I agree with Kristian. I would remove
maxHotSpanSecs = 86400 This is not something that you should normally set. Plus, this setting is not based on the time when the data is indexed, it is based on the actual timestamp of the events. So events with different dates would be in different buckets, even if they arrived at the indexer at the same time.
Since you have set
frozenTimePeriodInSecs, you should not need to do anything else.
However, if you want to fine tune further, you could set
maxDataSize to the size of a single day's data (but not less than 750 MB). This would not guarantee a bucket per day, because Splunk optimizes the placement of data in buckets to speed searching. Also, Splunk is usually working with multiple hot buckets simultaneously. But it might help.
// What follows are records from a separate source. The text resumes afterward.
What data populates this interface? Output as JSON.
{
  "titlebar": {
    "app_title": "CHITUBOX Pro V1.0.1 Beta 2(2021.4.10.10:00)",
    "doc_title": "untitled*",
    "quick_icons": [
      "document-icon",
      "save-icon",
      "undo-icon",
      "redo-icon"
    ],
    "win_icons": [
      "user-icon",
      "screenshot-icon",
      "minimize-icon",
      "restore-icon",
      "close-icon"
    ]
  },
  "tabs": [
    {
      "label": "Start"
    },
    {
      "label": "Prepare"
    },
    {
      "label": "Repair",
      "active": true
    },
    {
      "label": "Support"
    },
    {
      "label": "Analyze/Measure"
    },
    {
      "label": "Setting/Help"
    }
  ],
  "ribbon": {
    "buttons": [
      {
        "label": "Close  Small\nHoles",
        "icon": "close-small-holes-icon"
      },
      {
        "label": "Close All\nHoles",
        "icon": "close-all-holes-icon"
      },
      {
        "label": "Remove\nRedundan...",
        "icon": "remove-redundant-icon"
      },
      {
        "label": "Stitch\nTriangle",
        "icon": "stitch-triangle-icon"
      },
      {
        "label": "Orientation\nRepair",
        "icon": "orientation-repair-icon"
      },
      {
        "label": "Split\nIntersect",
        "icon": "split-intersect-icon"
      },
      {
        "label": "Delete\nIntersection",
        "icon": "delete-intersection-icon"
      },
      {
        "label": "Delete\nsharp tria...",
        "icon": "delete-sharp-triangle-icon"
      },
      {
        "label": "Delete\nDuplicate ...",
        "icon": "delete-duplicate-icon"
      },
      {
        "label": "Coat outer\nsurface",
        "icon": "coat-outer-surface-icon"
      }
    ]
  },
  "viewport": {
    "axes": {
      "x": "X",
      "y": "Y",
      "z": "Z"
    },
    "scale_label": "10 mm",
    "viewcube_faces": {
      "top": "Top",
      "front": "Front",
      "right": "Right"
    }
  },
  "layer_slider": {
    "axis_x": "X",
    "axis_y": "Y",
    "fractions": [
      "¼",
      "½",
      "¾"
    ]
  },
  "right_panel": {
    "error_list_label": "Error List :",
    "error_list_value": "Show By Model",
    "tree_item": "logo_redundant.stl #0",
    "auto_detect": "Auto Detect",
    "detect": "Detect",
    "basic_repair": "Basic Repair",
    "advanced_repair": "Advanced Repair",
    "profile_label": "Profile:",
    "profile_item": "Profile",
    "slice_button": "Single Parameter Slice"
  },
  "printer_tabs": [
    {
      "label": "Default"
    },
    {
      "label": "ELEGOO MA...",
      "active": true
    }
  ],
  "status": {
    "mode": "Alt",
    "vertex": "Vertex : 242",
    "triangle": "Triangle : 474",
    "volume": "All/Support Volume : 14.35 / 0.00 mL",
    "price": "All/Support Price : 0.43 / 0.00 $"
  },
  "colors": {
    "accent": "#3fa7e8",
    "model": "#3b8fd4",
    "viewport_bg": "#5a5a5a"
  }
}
You can set
maxHotIdleSecs, but I would not set it lower than 86400.
A hot bucket rolls to warm when (1) Splunk restarts (2) it fills (3) it receives no new data for
maxHotIdleSecs (4) Splunk needs to open a new bucket, and it is the oldest open bucket and (5) maybe other reasons that I don't know about... My guess in this case is that
maxHotSpanSecs caused the problem. Data arriving with inconsistent timestamps could certainly be part of the problem, too.